THE PRIMITIVENESS OF EARLY LIFE

The Geological record tells us, I understand, that life started about 3.8 Billion years ago, but that it remained at the molecular or single-cell stage for about 3 Billion years before developing multicellular structures. So, what took your creator so long? And why did your creator start from such small beginnings? And then, in the last 800 million years, uncountable numbers of species have come and gone; all presumably created by your creator. So why did it bother with all this? What was the point? And how does all this confirm your bible account?
Why has your creator appeared to do it's damndest to make the evolution of life on this planet appear to be a natural process arising from a common ancestor?

* * * * * * * * * *

Funny, isn't it, how their language always seem to place the Creationists deep within the 19th. century.

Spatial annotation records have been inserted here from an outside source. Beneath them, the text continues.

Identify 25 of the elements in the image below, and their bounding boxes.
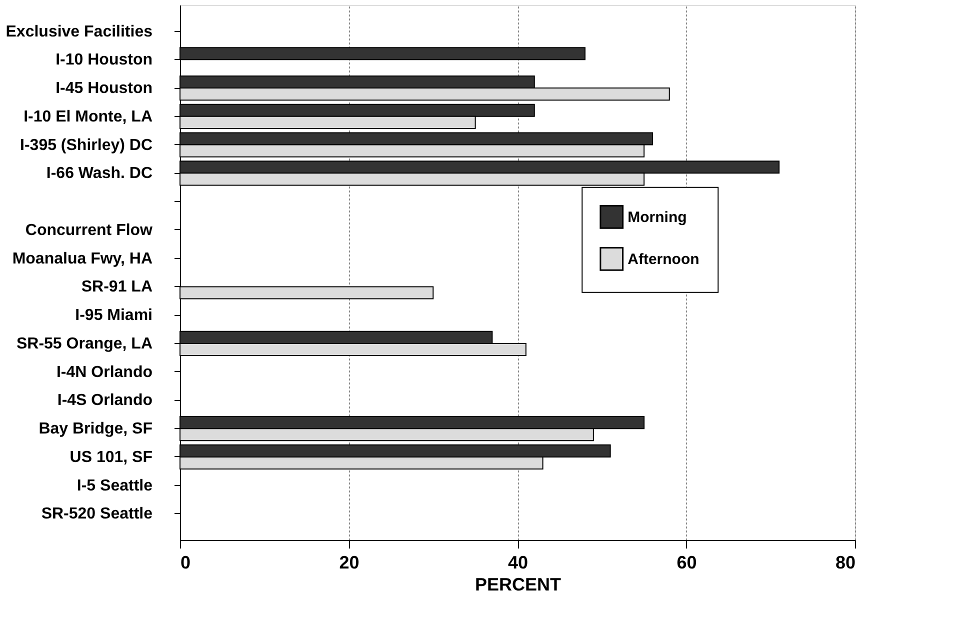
y-tick-label: Concurrent Flow (25, 222, 154, 239)
legend-label: Morning (628, 208, 687, 226)
y-tick-label: SR-91 LA (81, 278, 153, 296)
y-tick-label: I-95 Miami (75, 307, 152, 324)
x-tick-label: 80 (835, 552, 856, 572)
y-tick-label: Moanalua Fwy, HA (12, 250, 153, 268)
y-tick-label: I-10 Houston (56, 52, 152, 69)
x-tick-label: 40 (508, 552, 528, 572)
x-axis-title: PERCENT (474, 574, 562, 594)
y-tick-label: I-395 (Shirley) DC (20, 136, 153, 154)
x-tick-label: 0 (180, 552, 191, 572)
x-tick-label: 20 (339, 552, 360, 572)
y-tick-label: I-4N Orlando (56, 364, 153, 381)
y-tick-label: SR-55 Orange, LA (16, 335, 153, 352)
y-tick-label: SR-520 Seattle (41, 506, 153, 523)
y-tick-label: US 101, SF (70, 448, 153, 466)
y-tick-label: I-45 Houston (56, 80, 152, 98)
x-tick-label: 60 (676, 552, 697, 572)
y-tick-label: I-10 El Monte, LA (24, 108, 153, 126)
y-tick-label: Bay Bridge, SF (38, 420, 153, 438)
y-tick-label: I-5 Seattle (76, 477, 153, 494)
y-tick-label: I-4S Orlando (57, 392, 153, 410)
y-tick-label: Exclusive Facilities (6, 23, 153, 40)
y-tick-label: I-66 Wash. DC (46, 165, 153, 182)
legend-label: Afternoon (628, 250, 700, 268)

Pagano, a TO regular, for instance, continually refers to 'uniformitarian geology', which is a relic of Lyell; he never talks about plate tectonics except maybe as a convenient miracle of his God for getting rid of all those floodwaters. Doesn't seem to realise that PT is a continuing process; that India is still snuggling into the arms of Asia and that, as a result, the Himalayas are getting Hi-er with every passing year!

Charles Darwin on Earthquakes

Again, from Steven Stanley's "the New Evolutionary Timetable" (1981):

'Charles Darwin, in his diaries on the voyage of The Beagle, relates how he was present in 1835 when Osorno, a Chilean volcano, erupted at the same time as another, Acongagua, only 480 miles away. A month later he was in Valdivia in time for a great earthquake that was accompanied by volcanic eruptions. On the nearby island of Santa Maria, he found:

"beds of putrid mussel shells still adhering to the rocks, ten feet above high-water mark;
the inhabitants had formerly dived at low-water spring-tides for these shells"

Near Concepcion, he found older beds about 1000 feet above sea level and, near Valparaiso, similar beds, higher still. He could conclude that volcanism was causally connected to the uplift.'

So it was not necessary to invoke a Universal Noachian Deluge to explain sea shells found at high altitudes; only a series of pulses, such as those CD experienced, over a long time. Very few geologists ever actually experience the sort of earth movements that CD did.
Talk about the right person being in the right place at the right time!
One can almost imagine that there was a God just egging him on.